Instead of Shaun of the Dead, Love Actually and Bridget Jones Diary.
To start you off:
Taxi Driver
Run fat boy run.
https://en.wikipedia.org/wiki/Them! - The 50s mutant ant film.
Haven't seen that since I was a kid.
They let you into the cinema?
Doctor X, the 1932 Lionel Atwill film. The only one of the films referenced in Science Fiction, Double Feature that I haven't tracked down.
All those old British war/post-war black and white films:
It Always Rains on Sunday, October Man, Pool of London, The Man in the White Suit, Brief Encounter, Mandy, Brighton Rock, Great Expectations, Pink String and Sealing Wax, So Long at the Fair, The Square Ring, Kind Hearts and Coronets, The Lavender Hill Mob, Gaslight, Dead of Night, Saraband for Dead Lovers, The Bad Lord Byron.
It is a rainy afternoon during the school holidays or a Sunday afternoon some time in about 1978. The trees sway, the rain steadily falls and the light darkens. This is just what the doctor ordered.
It's funny isn't it. Black and white WW2 films used to be a mainstay of daytime programming.
Not so much anymore. I can't really say I'm that sad about it though.
The BBC should show Ring of Fire again:
https://en.wikipedia.org/wiki/Ring_of_Fire:_An_Ind
onesian_Odyssey
Nice.
A Cheech & Chong retrospective would be a break from the norm.
Animal Farm.
Mandy was on a month or so ago. There's a Freeview channel that shows a lot of b&w 1950s UK stuff.

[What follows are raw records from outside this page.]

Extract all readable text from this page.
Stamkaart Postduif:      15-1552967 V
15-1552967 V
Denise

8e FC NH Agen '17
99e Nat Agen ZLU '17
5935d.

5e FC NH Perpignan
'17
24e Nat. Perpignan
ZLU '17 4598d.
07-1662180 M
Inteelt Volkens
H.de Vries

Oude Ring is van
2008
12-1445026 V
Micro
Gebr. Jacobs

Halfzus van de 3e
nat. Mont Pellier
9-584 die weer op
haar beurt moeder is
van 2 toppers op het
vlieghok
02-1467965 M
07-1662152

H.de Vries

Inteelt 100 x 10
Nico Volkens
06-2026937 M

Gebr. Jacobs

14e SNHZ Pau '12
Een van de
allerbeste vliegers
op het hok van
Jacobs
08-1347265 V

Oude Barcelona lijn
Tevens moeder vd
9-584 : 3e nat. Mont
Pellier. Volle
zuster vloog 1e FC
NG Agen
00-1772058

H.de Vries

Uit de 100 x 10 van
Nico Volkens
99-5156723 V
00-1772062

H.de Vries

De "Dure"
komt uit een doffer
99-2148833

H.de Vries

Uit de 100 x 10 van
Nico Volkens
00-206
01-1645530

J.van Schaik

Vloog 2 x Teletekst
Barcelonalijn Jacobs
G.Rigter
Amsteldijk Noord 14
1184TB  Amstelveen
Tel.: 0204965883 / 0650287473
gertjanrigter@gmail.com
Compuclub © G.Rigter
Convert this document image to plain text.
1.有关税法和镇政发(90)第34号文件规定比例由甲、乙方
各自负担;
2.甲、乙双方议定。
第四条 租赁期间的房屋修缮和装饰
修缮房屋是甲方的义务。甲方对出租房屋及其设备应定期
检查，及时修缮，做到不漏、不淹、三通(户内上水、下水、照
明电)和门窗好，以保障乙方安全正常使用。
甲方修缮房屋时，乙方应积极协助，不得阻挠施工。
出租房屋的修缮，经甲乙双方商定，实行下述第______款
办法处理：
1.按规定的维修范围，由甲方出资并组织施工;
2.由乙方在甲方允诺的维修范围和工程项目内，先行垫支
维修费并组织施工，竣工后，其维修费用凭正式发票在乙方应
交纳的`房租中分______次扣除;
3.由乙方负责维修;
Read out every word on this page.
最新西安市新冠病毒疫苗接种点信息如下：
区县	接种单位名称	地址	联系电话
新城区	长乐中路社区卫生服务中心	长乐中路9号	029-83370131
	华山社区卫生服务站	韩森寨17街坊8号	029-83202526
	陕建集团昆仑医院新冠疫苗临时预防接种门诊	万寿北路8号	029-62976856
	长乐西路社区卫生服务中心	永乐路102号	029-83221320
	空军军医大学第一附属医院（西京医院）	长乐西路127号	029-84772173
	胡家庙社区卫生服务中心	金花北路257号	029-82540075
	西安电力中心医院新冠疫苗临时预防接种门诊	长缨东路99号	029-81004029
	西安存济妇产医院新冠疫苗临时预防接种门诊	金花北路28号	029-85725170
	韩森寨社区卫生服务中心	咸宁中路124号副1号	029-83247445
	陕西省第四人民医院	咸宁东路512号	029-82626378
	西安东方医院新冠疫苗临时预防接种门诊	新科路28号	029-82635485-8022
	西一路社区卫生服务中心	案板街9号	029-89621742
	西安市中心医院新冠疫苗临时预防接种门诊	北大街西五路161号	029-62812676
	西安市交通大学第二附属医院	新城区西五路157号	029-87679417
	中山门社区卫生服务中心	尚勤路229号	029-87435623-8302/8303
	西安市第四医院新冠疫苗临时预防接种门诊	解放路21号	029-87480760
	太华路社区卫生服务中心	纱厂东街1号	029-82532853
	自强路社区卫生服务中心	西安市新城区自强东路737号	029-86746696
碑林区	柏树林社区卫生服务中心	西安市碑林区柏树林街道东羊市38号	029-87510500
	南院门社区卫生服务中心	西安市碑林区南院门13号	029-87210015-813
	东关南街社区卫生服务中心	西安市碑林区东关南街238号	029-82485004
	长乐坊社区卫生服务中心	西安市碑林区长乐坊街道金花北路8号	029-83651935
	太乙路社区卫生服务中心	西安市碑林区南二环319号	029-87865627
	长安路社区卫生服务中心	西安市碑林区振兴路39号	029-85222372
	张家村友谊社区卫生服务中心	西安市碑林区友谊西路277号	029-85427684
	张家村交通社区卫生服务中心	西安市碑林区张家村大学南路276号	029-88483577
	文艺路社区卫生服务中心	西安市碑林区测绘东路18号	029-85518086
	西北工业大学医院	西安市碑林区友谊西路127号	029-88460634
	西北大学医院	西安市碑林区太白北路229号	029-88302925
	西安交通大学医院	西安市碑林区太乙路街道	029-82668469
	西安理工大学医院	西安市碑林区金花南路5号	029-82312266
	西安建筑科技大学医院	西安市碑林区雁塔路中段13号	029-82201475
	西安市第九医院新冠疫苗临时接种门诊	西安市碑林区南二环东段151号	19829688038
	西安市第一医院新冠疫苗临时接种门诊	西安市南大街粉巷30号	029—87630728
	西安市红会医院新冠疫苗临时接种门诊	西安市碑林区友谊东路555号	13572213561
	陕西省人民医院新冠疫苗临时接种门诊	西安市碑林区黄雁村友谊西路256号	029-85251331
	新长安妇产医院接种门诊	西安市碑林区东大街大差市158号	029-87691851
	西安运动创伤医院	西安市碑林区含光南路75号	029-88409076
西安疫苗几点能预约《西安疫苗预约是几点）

I'd be interested to see a couple of old films with famous theme music and perhaps little else:
A Summer Place (actually I saw that in the early 1960s)and Unchained.
Theme.
From A Summer Place.
From A Summer Plaaace.
The theme from A Summer Place.
I've seen Badlands on tv at least twice, but certainly not recently.